In a statement, President Obama hailed the joint civilian and military effort, which destroyed more than 600 tons of sarin and mustard agents, as “an important achievement in our ongoing effort to counter the spread of weapons of mass destruction.”
“Going forward, we will watch closely to see that Syria fulfills its commitment to destroy its remaining declared chemical weapons production facilities,” Obama said.
After nerve gas killed more than 1,000 people in rebel-held suburbs of east Damascus last Aug. 21, according to U.S. estimates, Assad agreed to surrender his poison gas arsenal and production equipment to international chemical weapons inspectors and thus avoid a threatened retaliatory attack by the U.S. military.
The deal was brokered by Russia, an ally of Assad, to help prevent U.S. airstrikes. But no country agreed to eliminate the dangerous materials on land. Ultimately, authorities decided to destroy them in international waters.

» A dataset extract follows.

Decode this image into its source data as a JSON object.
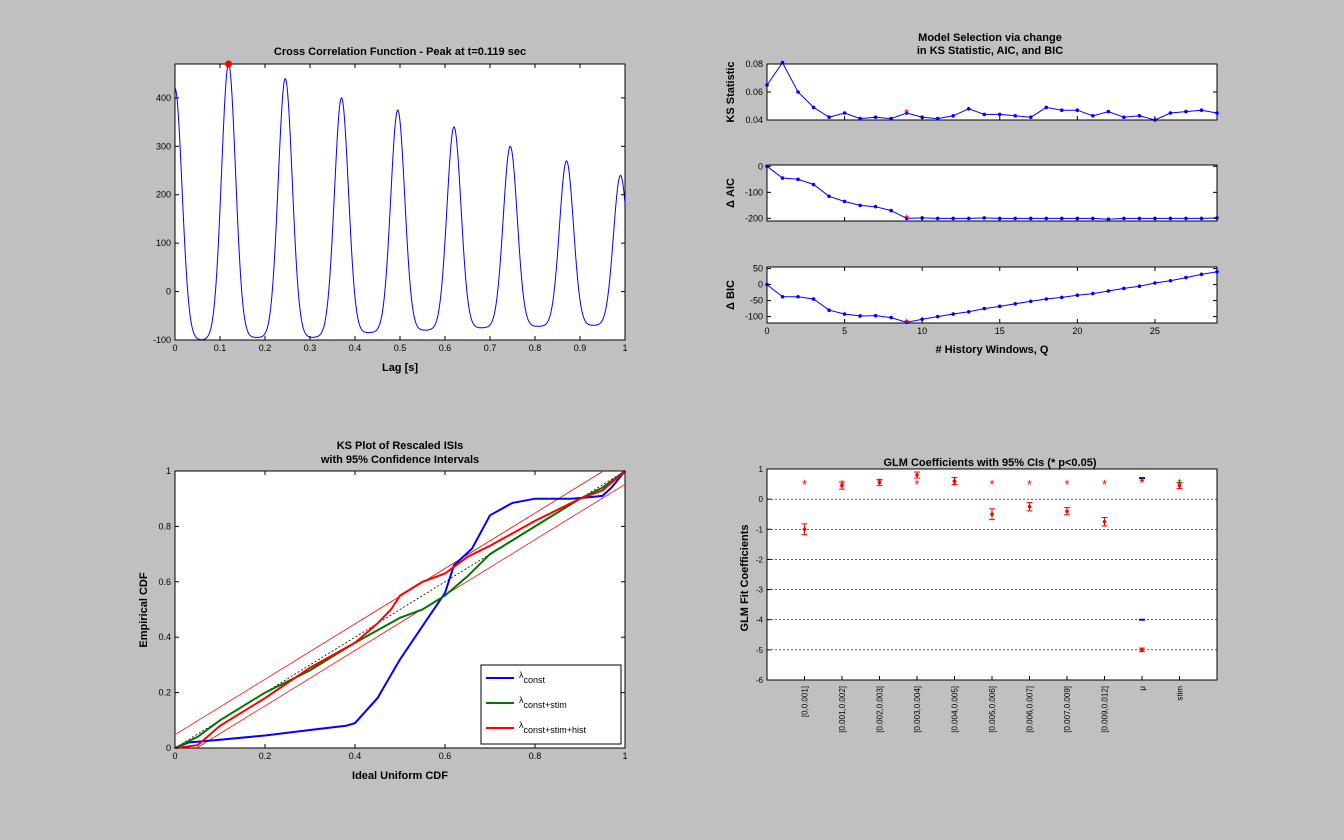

As Syria’s civil war continued to rage, the warheads were collected at several sites, trucked to a Syrian port and hauled aboard the Cape Ray, a 647-foot U.S. cargo ship. It was outfitted with two specially developed hydrolysis machines that use water or bleach to neutralize the chemicals that produce nerve gases.
Once at sea, the machines eliminate 99.9% of the chemical agents, creating a liquid byproduct that is considered hazardous waste but has a low level of toxicity, according to U.S. officials.
“In record time, even amid a civil war, we removed and have now destroyed the most dangerous chemicals in the regime’s declared stockpiles,” Secretary of State John F. Kerry said in a statement.
The Pentagon said the material destroyed consisted of about 600 tons of methylphosphonyl difluoride, usually called DF, the main precursor of sarin and other nerve agents, and 20 tons of mustard, a blister agent.
The administration said it completed the work several weeks ahead of a schedule established by the Organization for the Prohibition of Chemical Weapons, the Hague-based group that worked with the United Nations to carry out the disarmament.
The operation is one of the few positive developments since the Syrian conflict erupted more than three years ago. The war has left more than 100,000 people dead — some estimates are far higher — and forced millions from their homes.
Kerry indicated that the administration had questions about discrepancies and omissions related to Syria’s declaration of its chemical weapons stockpiles and production facilities, as well as reports of systematic use of chlorine gas in opposition-held areas.
“Each and every one of these issues must be fully resolved,” Kerry said.